William Henderson Pringle in 1929

William Henderson Pringle (1877 – 23 April 1967), was a Scottish Liberal Party politician and economist.

==Background==
He was the son of the Reverend John Pringle. He was educated at Hamilton Academy and privately, the University of Edinburgh, the University of Glasgow and the London School of Economics. He married Annie Nelson Forrest. They had one son and one daughter. She died in 1961. In 1965 he married Agnes Ross.

==Career==
In 1905 he was Called to the Bar, at Lincoln's Inn. He was the recognised teacher of Economics and University Extension Lecturer, at the University of London from 1910 to 1920. He worked at the Ministry of Munitions, Labour Department, from 1915 to 1916 and the Ministry of Reconstruction, from 1917 to 1919. He was lecturer on Economics, at Birkbeck College, University of London, from 1918 to 1920. He was Professor of Economics, at the University of New Zealand, from 1920 to 1922. He was a lecturer at the London School of Economics, from 1923 to 1924. He was the Principal of the City of Birmingham Commercial College, from 1925 to 1942.

==Political career==
At parliamentary General Elections he contested, as a Liberal party candidate Berwick and Haddington in 1922,

General Election 1922: Berwick and Haddington Electorate
| Party |  | Candidate | Votes | % | ±% |
|---|---|---|---|---|---|
|  | National Liberal | Walter Waring | 6,342 |  |  |
|  | Labour | Robert Spence | 5,842 |  |  |
|  | Liberal | William Henderson Pringle | 4,422 |  |  |
|  | Independent Liberal | John Deans Hope | 3,300 |  |  |
| Turnout |  |  |  |  |  |
| Majority |  |  |  |  |  |
|  | National Liberal hold |  | Swing |  |  |

Ayr Burghs in 1923

General Election 1923: Ayr Burghs Electorate 34,852
| Party |  | Candidate | Votes | % | ±% |
|---|---|---|---|---|---|
|  | Unionist | Rt Hon Sir John Lawrence Baird | 10,206 | 41.8 |  |
|  | Labour | J.M. Airlie | 7,732 | 31.7 |  |
|  | Liberal | William Henderson Pringle | 6,467 | 26.5 |  |
| Turnout |  |  |  | 70.0 |  |
| Majority |  |  |  |  |  |
|  | Unionist hold |  | Swing |  |  |

and Berwick and Haddington again in 1924.
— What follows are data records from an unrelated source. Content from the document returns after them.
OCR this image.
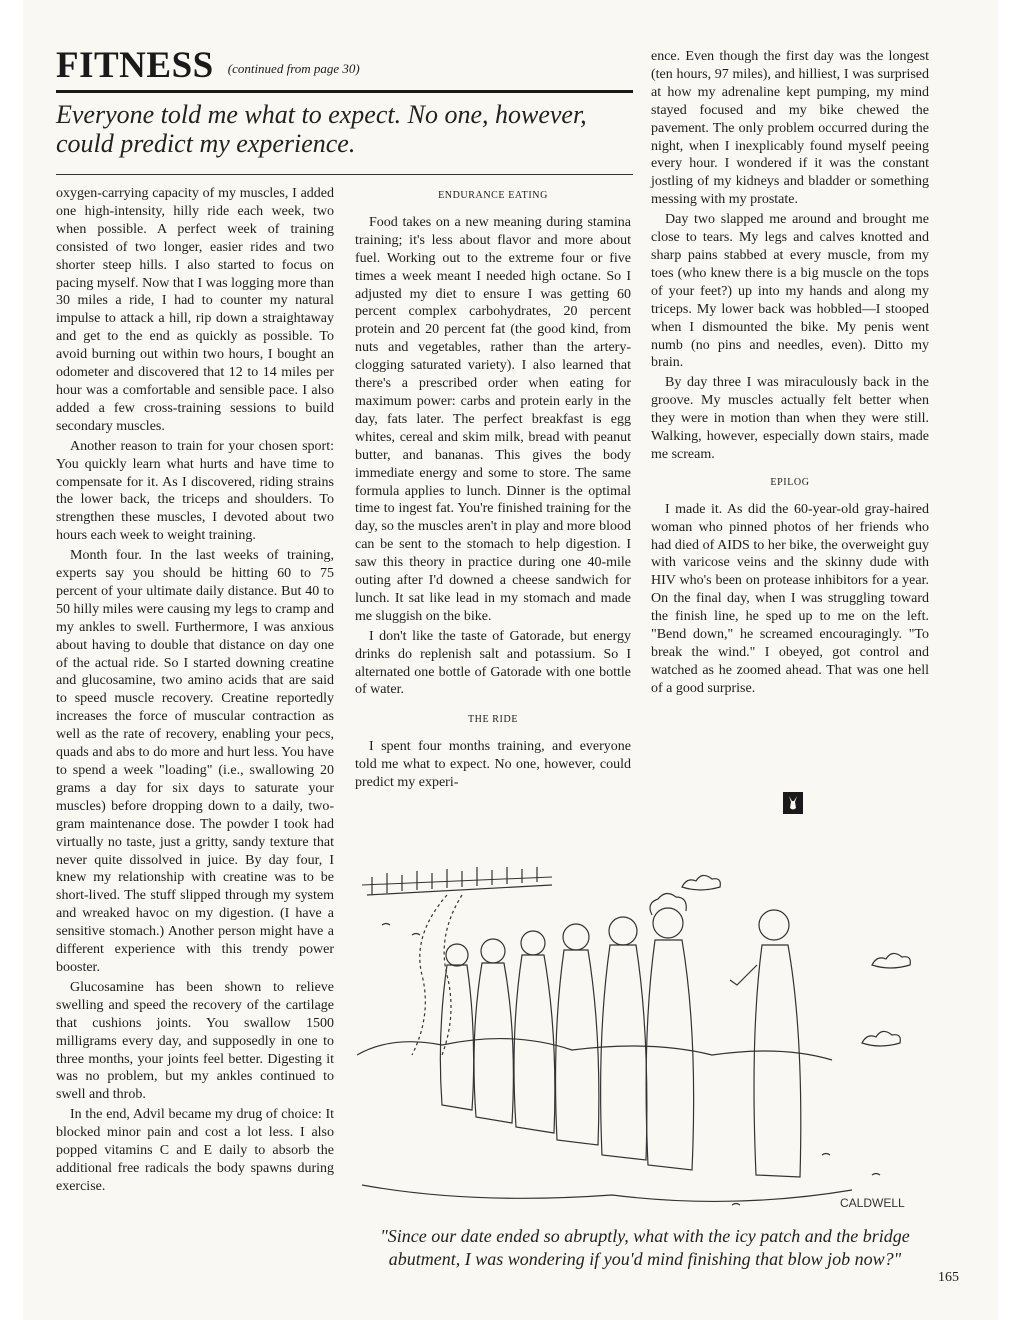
FITNESS $^{(continued from page 30)}$
Everyone told me what to expect. No one, however, could predict my experience.

oxygen-carrying capacity of my muscles, I added one high-intensity, hilly ride each week, two when possible. A perfect week of training consisted of two longer, easier rides and two shorter steep hills. I also started to focus on pacing myself. Now that I was logging more than 30 miles a ride, I had to counter my natural impulse to attack a hill, rip down a straightaway and get to the end as quickly as possible. To avoid burning out within two hours, I bought an odometer and discovered that 12 to 14 miles per hour was a comfortable and sensible pace. I also added a few cross-training sessions to build secondary muscles.

Another reason to train for your chosen sport: You quickly learn what hurts and have time to compensate for it. As I discovered, riding strains the lower back, the triceps and shoulders. To strengthen these muscles, I devoted about two hours each week to weight training.

Month four. In the last weeks of training, experts say you should be hitting 60 to 75 percent of your ultimate daily distance. But 40 to 50 hilly miles were causing my legs to cramp and my ankles to swell. Furthermore, I was anxious about having to double that distance on day one of the actual ride. So I started downing creatine and glucosamine, two amino acids that are said to speed muscle recovery. Creatine reportedly increases the force of muscular contraction as well as the rate of recovery, enabling your pecs, quads and abs to do more and hurt less. You have to spend a week "loading" (i.e., swallowing 20 grams a day for six days to saturate your muscles) before dropping down to a daily, two-gram maintenance dose. The powder I took had virtually no taste, just a gritty, sandy texture that never quite dissolved in juice. By day four, I knew my relationship with creatine was to be short-lived. The stuff slipped through my system and wreaked havoc on my digestion. (I have a sensitive stomach.) Another person might have a different experience with this trendy power booster.

Glucosamine has been shown to relieve swelling and speed the recovery of the cartilage that cushions joints. You swallow 1500 milligrams every day, and supposedly in one to three months, your joints feel better. Digesting it was no problem, but my ankles continued to swell and throb.

In the end, Advil became my drug of choice: It blocked minor pain and cost a lot less. I also popped vitamins C and E daily to absorb the additional free radicals the body spawns during exercise.

ENDURANCE EATING

Food takes on a new meaning during stamina training; it's less about flavor and more about fuel. Working out to the extreme four or five times a week meant I needed high octane. So I adjusted my diet to ensure I was getting 60 percent complex carbohydrates, 20 percent protein and 20 percent fat (the good kind, from nuts and vegetables, rather than the artery-clogging saturated variety). I also learned that there's a prescribed order when eating for maximum power: carbs and protein early in the day, fats later. The perfect breakfast is egg whites, cereal and skim milk, bread with peanut butter, and bananas. This gives the body immediate energy and some to store. The same formula applies to lunch. Dinner is the optimal time to ingest fat. You're finished training for the day, so the muscles aren't in play and more blood can be sent to the stomach to help digestion. I saw this theory in practice during one 40-mile outing after I'd downed a cheese sandwich for lunch. It sat like lead in my stomach and made me sluggish on the bike.

I don't like the taste of Gatorade, but energy drinks do replenish salt and potassium. So I alternated one bottle of Gatorade with one bottle of water.

THE RIDE

I spent four months training, and everyone told me what to expect. No one, however, could predict my experi-

ence. Even though the first day was the longest (ten hours, 97 miles), and hilliest, I was surprised at how my adrenaline kept pumping, my mind stayed focused and my bike chewed the pavement. The only problem occurred during the night, when I inexplicably found myself peeing every hour. I wondered if it was the constant jostling of my kidneys and bladder or something messing with my prostate.

Day two slapped me around and brought me close to tears. My legs and calves knotted and sharp pains stabbed at every muscle, from my toes (who knew there is a big muscle on the tops of your feet?) up into my hands and along my triceps. My lower back was hobbled—I stooped when I dismounted the bike. My penis went numb (no pins and needles, even). Ditto my brain.

By day three I was miraculously back in the groove. My muscles actually felt better when they were in motion than when they were still. Walking, however, especially down stairs, made me scream.

EPILOG

I made it. As did the 60-year-old gray-haired woman who pinned photos of her friends who had died of AIDS to her bike, the overweight guy with varicose veins and the skinny dude with HIV who's been on protease inhibitors for a year. On the final day, when I was struggling toward the finish line, he sped up to me on the left. "Bend down," he screamed encouragingly. "To break the wind." I obeyed, got control and watched as he zoomed ahead. That was one hell of a good surprise.

CALDWELL
"Since our date ended so abruptly, what with the icy patch and the bridge abutment, I was wondering if you'd mind finishing that blow job now?"
165
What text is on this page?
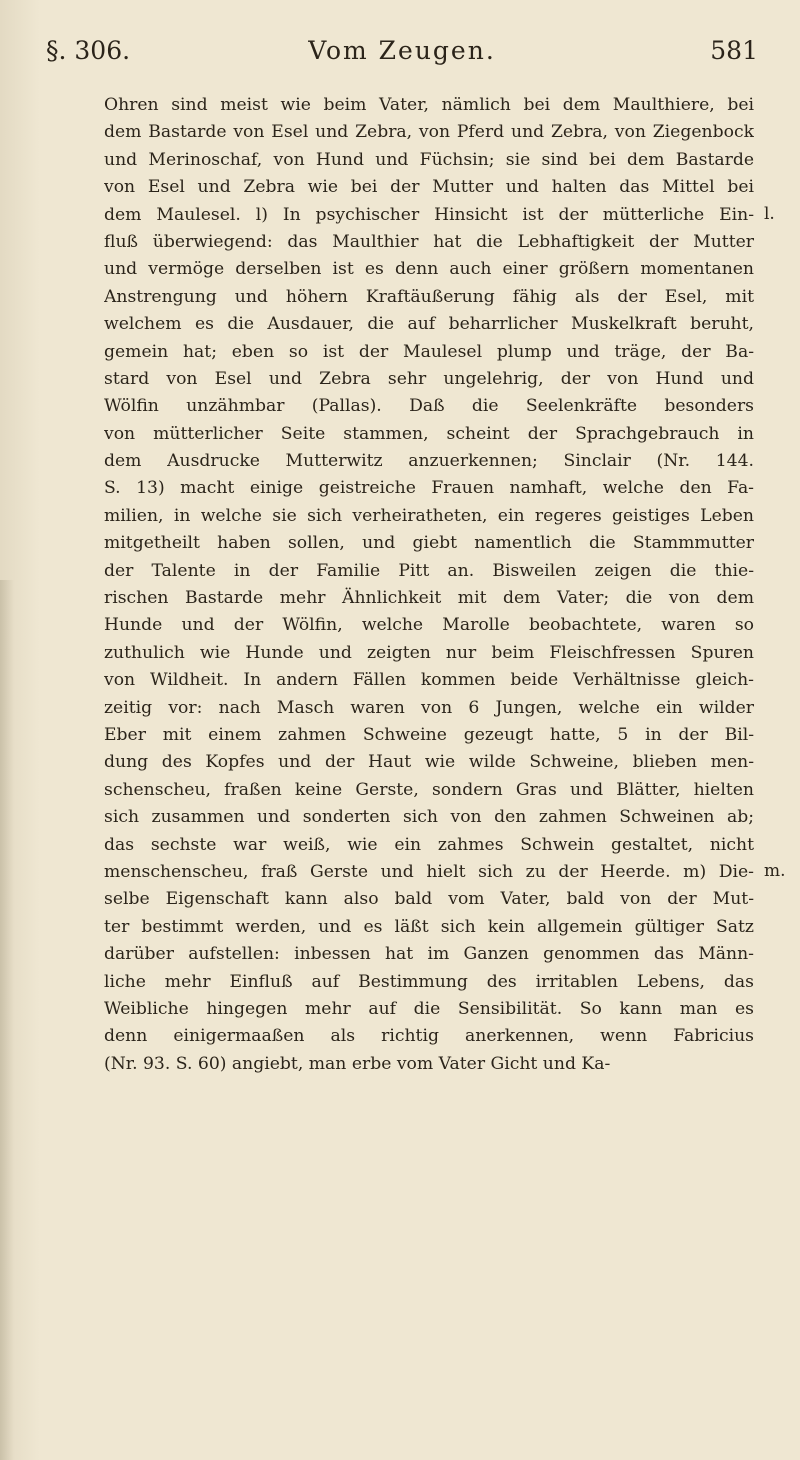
§. 306.	Vom Zeugen.	581
Ohren sind meist wie beim Vater, nämlich bei dem Maulthiere, bei
dem Bastarde von Esel und Zebra, von Pferd und Zebra, von Ziegenbock
und Merinoschaf, von Hund und Füchsin; sie sind bei dem Bastarde
von Esel und Zebra wie bei der Mutter und halten das Mittel bei
dem Maulesel. l) In psychischer Hinsicht ist der mütterliche Ein-
fluß überwiegend: das Maulthier hat die Lebhaftigkeit der Mutter
und vermöge derselben ist es denn auch einer größern momentanen
Anstrengung und höhern Kraftäußerung fähig als der Esel, mit
welchem es die Ausdauer, die auf beharrlicher Muskelkraft beruht,
gemein hat; eben so ist der Maulesel plump und träge, der Ba-
stard von Esel und Zebra sehr ungelehrig, der von Hund und
Wölfin unzähmbar (Pallas). Daß die Seelenkräfte besonders
von mütterlicher Seite stammen, scheint der Sprachgebrauch in
dem Ausdrucke Mutterwitz anzuerkennen; Sinclair (Nr. 144.
S. 13) macht einige geistreiche Frauen namhaft, welche den Fa-
milien, in welche sie sich verheiratheten, ein regeres geistiges Leben
mitgetheilt haben sollen, und giebt namentlich die Stammmutter
der Talente in der Familie Pitt an. Bisweilen zeigen die thie-
rischen Bastarde mehr Ähnlichkeit mit dem Vater; die von dem
Hunde und der Wölfin, welche Marolle beobachtete, waren so
zuthulich wie Hunde und zeigten nur beim Fleischfressen Spuren
von Wildheit. In andern Fällen kommen beide Verhältnisse gleich-
zeitig vor: nach Masch waren von 6 Jungen, welche ein wilder
Eber mit einem zahmen Schweine gezeugt hatte, 5 in der Bil-
dung des Kopfes und der Haut wie wilde Schweine, blieben men-
schenscheu, fraßen keine Gerste, sondern Gras und Blätter, hielten
sich zusammen und sonderten sich von den zahmen Schweinen ab;
das sechste war weiß, wie ein zahmes Schwein gestaltet, nicht
menschenscheu, fraß Gerste und hielt sich zu der Heerde. m) Die-
selbe Eigenschaft kann also bald vom Vater, bald von der Mut-
ter bestimmt werden, und es läßt sich kein allgemein gültiger Satz
darüber aufstellen: inbessen hat im Ganzen genommen das Männ-
liche mehr Einfluß auf Bestimmung des irritablen Lebens, das
Weibliche hingegen mehr auf die Sensibilität. So kann man es
denn einigermaaßen als richtig anerkennen, wenn Fabricius
(Nr. 93. S. 60) angiebt, man erbe vom Vater Gicht und Ka-
l.
m.
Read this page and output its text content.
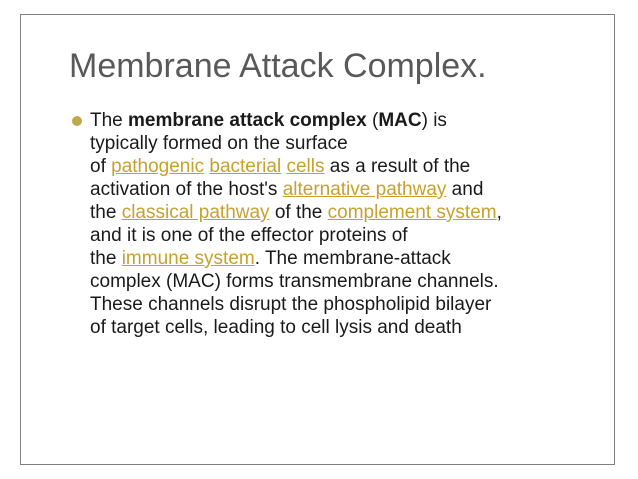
Membrane Attack Complex.

The membrane attack complex (MAC) is
typically formed on the surface
of pathogenic bacterial cells as a result of the
activation of the host's alternative pathway and
the classical pathway of the complement system,
and it is one of the effector proteins of
the immune system. The membrane-attack
complex (MAC) forms transmembrane channels.
These channels disrupt the phospholipid bilayer
of target cells, leading to cell lysis and death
General Election 1924: Berwick and Haddington Electorate 34,017
| Party |  | Candidate | Votes | % | ±% |
|---|---|---|---|---|---|
|  | Unionist | Chichester de Windt Crookshank | 11,745 |  |  |
|  | Labour | Robert Spence | 8,882 |  |  |
|  | Liberal | William Henderson Pringle | 4,986 |  |  |
| Turnout |  |  |  |  |  |
| Majority |  |  | 2,863 |  |  |
|  | Unionist gain from Labour |  | Swing |  |  |

He did not stand for parliament again. He was a Scottish Representative of the New Commonwealth Society.